王女は薄ダンボールの箱を立て掛けてある剣で切り上げると、ざっと部品を全部出した。


「うわ土砂崩れみたいな音だな」


「うるさぁ……」


『なるほど。 これがこうでここが……ふむ、なかなかのものじゃな。 この店には褒美を与えなければ……』


なんかブツブツ言いながらだが、それでも王女の手により一つの小屋が作られる。


『よし出来たぞ。 ……ふむ、妾も王女でなければ建築士になれたかもしれんな』


ドールハウスの組み立てでそんなことを言う人初めて見た。


『ほれ、どうだ』


王女に促され、ドールハウスに足を踏み入れる。 プラスチック製の家は音漏れ遮熱性共に最悪。


扉以外の窓はもちろん引き出しさえも全て開かないし、照明もないため部屋を閉じると真っ暗になるだろう。

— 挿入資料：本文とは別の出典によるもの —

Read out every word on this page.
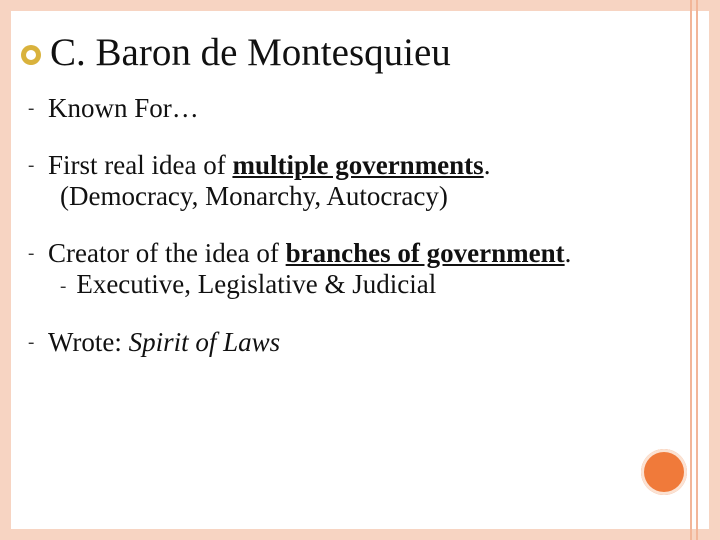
C. Baron de Montesquieu
- Known For…
- First real idea of multiple governments.
(Democracy, Monarchy, Autocracy)
- Creator of the idea of branches of government.
- Executive, Legislative & Judicial
- Wrote: Spirit of Laws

キッチンやバスルームなども作り込まれているが無論機能しない。するはずがない。


とはいえ、自分たちにとってはサイズがほぼぴったりであった。 空間の狭さも今までで一番落ち着く。


『どうだ、貴様らの新居は』


『プラスチック製だし家具も設備も何も機能しないし、最悪な建築物ですが……今までで最も落ち着く家です』


『ふむ、妾の建築を侮辱するか』


『なんでそうなる!?』


*****


部屋を出てから一時間後、俺たちは部屋に戻り机の上に新居をゴトンと置いてもらった。


『へえ王女陛下器用なんですね』


自慢気になる王女を尻目に、とりあえず荷物とベッドを運び込む。一応ベッドは付属しているがすごく硬いく、身体中ゴリゴリになってしまいそうだ。


「荷物はどこに置いておく?」


「寝室でいいでしょ。 ってか階段強いな」


「手摺ないもんね。床も滑るし気をつけないと……」


ふと横を見ると、王女とムダルリッチがなんともいえぬ顔でこちらを見ていた。


『……どうしたの?』


『え? あ、いや……こうしてみると人形が自分たちで頑張ってみたいで可愛いなと思って』


『ふむ、フローラにまた新たなドールハウスを頼むか』


こっちはこっちで精一杯なんだけど……。


まあいいや。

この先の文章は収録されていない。